PeakJune, July, August, SeptemberShoulderMay, October

FAQ

Bandon vs Pinehurst vs Pebble — which is the right pilgrimage for me?

Bandon is the most golf-pure of the three: walking only, no carts on any course, no homes around the holes, six courses to rotate through. Pinehurst is the broader resort with more amenities and 10 courses but most are walkable/cartable rounds. Pebble is one signature round with three additional courses, much heavier on the luxury and on price. If you want to play the most golf per dollar in the US, Bandon. If you want the headliner experience, Pebble. If you want a full resort with non-golfers, Pinehurst.

Do I really have to walk every course?

Yes, with three exceptions: caddies pull or carry your bag (highly recommended), single-rider electric carts are available for documented mobility needs, and the Preserve (par-3) is a relaxed evening round. Otherwise every course is walking-only. Plan for 36 holes a day = ~12 miles. Wear in your golf shoes before you arrive.

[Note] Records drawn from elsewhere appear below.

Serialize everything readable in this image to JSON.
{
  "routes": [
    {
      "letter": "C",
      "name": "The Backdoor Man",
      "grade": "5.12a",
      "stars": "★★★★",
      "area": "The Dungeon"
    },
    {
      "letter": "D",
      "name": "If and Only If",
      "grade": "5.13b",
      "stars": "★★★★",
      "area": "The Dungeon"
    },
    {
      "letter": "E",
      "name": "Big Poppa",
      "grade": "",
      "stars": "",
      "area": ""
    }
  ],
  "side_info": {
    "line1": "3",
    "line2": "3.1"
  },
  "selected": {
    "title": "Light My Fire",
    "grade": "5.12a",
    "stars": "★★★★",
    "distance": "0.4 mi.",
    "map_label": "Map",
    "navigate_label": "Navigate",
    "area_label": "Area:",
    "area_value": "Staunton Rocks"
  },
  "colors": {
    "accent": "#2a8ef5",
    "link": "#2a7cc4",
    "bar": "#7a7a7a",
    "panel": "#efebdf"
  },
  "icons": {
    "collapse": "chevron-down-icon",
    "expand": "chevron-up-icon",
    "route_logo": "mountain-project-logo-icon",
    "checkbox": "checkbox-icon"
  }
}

When is the cheapest time to go?

Mid-November through April. Green fees drop to $165-230 from $245-345, room rates drop ~30%, and the courses are still in good shape — they were designed for Scottish weather. The catch: you'll play in rain about half the days, and Bandon Trails (the inland course) plays soft.

What's the best two-course-day combination?

Pacific Dunes in the morning, Bandon Trails in the afternoon. Pacific is the bucket-list round so play it fresh; Bandon Trails ends in the forest so an afternoon shadow round is part of the magic. Alternative: Old Macdonald morning + Sheep Ranch afternoon — but Sheep Ranch on a windy day is brutal after 18 holes.

Should I rent or bring clubs?

Bring them. Bandon's rental fleet is good (Titleist, $90/round) but you're playing 5-6 rounds in 3 days — rental fatigue is real. United, Alaska, and JetBlue don't charge for golf bags; Delta charges $35-45 each way.